The dad look was back again, stronger than ever. “And you see no way this could possibly go wrong.”
Rory winced. “Buck won’t tell, and I can keep the rest of the squad from spilling the secret too soon. And I will tell her. When the moment is right.” He glanced at the time. “I’ve got to go to training. Tell Mom and the girls I’ll call when I can.”
“We’re all thinking of you, son. Stay safe.” Griff hesitated. “And Rory?”
He paused with his thumb over the End Call button. “Yeah?”
“Make the right moment.”
Chapter 14
The right moment, Rory was pretty sure, was not in the middle of a crowded gym that smelled of socks.
Nonetheless, when he walked through the door and was confronted by the sight of Edith doing chin-ups across the room, it was all he could do not to drop to his knees and propose marriage on the spot.
Her muscles flexed under a light gleam of sweat.
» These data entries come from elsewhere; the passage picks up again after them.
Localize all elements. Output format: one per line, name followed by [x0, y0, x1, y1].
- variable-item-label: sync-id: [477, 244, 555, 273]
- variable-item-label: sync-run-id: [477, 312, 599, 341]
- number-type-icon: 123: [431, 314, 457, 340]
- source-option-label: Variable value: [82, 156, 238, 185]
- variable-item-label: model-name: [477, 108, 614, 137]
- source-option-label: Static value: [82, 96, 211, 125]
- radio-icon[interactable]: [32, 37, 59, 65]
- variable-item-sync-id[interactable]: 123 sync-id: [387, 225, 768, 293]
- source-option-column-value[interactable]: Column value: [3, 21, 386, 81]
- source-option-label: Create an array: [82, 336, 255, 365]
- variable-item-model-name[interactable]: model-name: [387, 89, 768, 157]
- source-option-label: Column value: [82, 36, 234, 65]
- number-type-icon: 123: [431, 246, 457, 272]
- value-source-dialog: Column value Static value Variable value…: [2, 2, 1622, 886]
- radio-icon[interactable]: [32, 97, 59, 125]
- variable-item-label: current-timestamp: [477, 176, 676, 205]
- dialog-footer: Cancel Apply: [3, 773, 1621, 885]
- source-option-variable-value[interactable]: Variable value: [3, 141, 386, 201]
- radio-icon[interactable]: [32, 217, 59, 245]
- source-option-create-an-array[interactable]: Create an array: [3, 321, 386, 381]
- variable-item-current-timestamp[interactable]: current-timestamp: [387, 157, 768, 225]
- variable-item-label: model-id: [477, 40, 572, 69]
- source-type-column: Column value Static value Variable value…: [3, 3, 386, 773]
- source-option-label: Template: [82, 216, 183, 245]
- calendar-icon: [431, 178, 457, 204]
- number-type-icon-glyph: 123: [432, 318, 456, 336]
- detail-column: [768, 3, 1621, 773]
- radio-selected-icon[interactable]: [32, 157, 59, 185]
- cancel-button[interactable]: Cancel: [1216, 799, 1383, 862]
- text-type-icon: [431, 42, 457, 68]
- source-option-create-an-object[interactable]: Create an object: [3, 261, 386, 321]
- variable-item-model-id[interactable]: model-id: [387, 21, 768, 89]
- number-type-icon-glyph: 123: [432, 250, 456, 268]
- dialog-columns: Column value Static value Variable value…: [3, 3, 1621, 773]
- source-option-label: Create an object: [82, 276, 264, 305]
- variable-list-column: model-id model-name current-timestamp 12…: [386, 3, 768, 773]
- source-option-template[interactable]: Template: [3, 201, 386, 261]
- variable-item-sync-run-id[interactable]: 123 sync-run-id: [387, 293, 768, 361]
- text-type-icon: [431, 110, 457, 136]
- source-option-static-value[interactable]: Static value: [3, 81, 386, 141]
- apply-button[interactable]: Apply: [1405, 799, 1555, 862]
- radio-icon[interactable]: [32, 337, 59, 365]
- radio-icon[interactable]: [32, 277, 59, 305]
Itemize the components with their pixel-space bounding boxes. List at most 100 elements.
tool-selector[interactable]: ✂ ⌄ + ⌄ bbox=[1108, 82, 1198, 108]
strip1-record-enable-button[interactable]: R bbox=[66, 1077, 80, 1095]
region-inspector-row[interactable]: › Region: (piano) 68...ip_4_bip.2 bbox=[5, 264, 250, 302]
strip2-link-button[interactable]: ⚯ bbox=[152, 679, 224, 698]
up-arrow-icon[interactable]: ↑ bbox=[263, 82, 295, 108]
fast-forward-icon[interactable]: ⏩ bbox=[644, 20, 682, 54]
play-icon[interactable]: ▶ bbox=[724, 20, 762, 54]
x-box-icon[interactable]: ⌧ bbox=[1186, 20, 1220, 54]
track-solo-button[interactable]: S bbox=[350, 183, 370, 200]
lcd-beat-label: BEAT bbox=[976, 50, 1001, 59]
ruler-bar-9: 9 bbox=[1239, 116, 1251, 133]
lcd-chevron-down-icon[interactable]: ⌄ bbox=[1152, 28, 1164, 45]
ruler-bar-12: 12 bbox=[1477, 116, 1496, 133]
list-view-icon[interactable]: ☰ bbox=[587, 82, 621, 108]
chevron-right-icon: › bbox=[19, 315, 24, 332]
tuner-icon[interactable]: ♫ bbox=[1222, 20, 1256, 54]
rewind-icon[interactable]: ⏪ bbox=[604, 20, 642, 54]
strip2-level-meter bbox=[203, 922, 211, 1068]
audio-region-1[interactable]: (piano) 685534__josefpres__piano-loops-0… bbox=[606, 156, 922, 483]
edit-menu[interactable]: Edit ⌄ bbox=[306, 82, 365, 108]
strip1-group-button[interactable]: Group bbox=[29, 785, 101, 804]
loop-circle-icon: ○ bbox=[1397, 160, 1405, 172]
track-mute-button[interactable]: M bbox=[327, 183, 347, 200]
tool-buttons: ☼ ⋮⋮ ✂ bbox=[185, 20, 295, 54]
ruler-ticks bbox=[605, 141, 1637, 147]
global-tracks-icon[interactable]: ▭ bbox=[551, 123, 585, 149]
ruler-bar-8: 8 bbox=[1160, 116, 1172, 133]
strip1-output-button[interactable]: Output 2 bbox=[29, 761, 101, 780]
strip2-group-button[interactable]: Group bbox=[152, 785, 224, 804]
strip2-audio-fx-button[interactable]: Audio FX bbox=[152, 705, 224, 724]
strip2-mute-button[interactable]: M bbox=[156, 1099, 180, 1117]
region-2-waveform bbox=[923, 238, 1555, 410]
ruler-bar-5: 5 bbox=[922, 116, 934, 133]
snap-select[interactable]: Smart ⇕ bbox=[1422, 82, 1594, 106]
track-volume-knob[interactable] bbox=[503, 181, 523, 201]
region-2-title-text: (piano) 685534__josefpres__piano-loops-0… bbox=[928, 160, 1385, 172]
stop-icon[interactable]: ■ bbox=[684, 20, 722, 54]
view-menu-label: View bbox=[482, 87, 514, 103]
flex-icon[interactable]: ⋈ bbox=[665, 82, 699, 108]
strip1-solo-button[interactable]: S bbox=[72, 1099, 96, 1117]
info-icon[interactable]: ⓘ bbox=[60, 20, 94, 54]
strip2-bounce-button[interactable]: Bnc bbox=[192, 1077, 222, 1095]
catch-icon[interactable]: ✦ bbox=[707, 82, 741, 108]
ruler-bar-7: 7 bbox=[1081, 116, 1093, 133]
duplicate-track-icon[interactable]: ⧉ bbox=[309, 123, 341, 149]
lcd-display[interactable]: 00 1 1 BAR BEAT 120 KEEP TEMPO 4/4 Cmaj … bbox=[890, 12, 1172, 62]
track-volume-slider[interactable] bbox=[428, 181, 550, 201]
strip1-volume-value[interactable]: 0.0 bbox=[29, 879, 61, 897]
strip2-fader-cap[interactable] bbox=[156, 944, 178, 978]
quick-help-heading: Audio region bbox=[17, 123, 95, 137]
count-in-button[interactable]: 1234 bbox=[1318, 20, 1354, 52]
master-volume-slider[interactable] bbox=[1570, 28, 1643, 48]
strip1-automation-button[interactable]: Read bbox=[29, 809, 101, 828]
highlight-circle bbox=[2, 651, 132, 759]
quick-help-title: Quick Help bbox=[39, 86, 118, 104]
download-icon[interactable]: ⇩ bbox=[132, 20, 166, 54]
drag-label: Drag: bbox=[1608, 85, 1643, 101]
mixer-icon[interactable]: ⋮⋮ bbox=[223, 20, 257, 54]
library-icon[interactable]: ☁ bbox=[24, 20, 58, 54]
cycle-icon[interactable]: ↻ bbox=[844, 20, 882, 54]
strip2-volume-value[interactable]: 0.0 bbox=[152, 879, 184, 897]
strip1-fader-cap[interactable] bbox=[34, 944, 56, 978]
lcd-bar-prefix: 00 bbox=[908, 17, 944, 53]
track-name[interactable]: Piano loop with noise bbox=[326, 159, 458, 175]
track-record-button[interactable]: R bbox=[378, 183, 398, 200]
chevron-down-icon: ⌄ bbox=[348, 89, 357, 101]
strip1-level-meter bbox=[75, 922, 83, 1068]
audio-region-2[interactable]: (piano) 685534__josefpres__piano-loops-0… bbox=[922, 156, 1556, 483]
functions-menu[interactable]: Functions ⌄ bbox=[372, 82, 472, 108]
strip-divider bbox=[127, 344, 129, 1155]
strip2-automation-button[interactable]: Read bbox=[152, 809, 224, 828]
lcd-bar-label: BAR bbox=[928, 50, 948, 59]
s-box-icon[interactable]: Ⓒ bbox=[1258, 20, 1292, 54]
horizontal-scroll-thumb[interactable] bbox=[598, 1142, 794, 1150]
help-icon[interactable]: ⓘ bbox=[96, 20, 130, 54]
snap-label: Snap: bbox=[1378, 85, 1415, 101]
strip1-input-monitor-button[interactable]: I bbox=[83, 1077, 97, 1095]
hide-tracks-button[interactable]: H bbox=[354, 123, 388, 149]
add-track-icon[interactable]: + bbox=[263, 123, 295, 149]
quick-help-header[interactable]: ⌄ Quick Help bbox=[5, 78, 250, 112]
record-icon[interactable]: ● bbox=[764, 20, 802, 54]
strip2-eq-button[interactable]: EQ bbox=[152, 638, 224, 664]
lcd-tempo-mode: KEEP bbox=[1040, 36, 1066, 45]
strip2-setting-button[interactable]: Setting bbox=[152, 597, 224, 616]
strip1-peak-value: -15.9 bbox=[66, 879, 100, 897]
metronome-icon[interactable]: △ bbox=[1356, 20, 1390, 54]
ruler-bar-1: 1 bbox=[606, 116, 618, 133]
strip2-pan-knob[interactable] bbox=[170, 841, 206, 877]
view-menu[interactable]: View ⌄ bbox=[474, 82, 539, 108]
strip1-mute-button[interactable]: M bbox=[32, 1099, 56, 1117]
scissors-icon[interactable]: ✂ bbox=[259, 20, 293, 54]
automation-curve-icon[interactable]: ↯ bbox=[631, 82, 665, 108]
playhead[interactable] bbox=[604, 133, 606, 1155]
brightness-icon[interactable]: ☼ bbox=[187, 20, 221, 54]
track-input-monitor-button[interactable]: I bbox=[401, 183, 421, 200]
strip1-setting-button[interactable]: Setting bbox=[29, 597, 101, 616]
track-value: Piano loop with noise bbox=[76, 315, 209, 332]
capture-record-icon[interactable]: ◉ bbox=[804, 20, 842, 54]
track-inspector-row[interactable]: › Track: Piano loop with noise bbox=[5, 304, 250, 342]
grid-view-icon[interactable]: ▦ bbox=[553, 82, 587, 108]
Her shorts and crop top clung to her narrow, straight figure and showed off the powerful curves of her thighs. Tendons stood out in the sides of her neck as she pulled herself up one more time. Strong, controlled, every part of her body working in perfect unison.
Joe came up behind him as he stood there frozen. The sea dragon let out a long, appreciative whistle.
“Bro.” Joe draped an arm over his shoulder, nodding in Edith’s direction. “Please take this as a totally platonic expression of sincere aesthetic admiration when I say: Daaaaaaamn.”
Unaware of her audience, Edith dropped to the ground. She wiped her forearm across her forehead, flushed and panting. She was gloriously female, intoxicatingly sexy, and he was staring at her like a lovesick teenage boy in front of half the crew.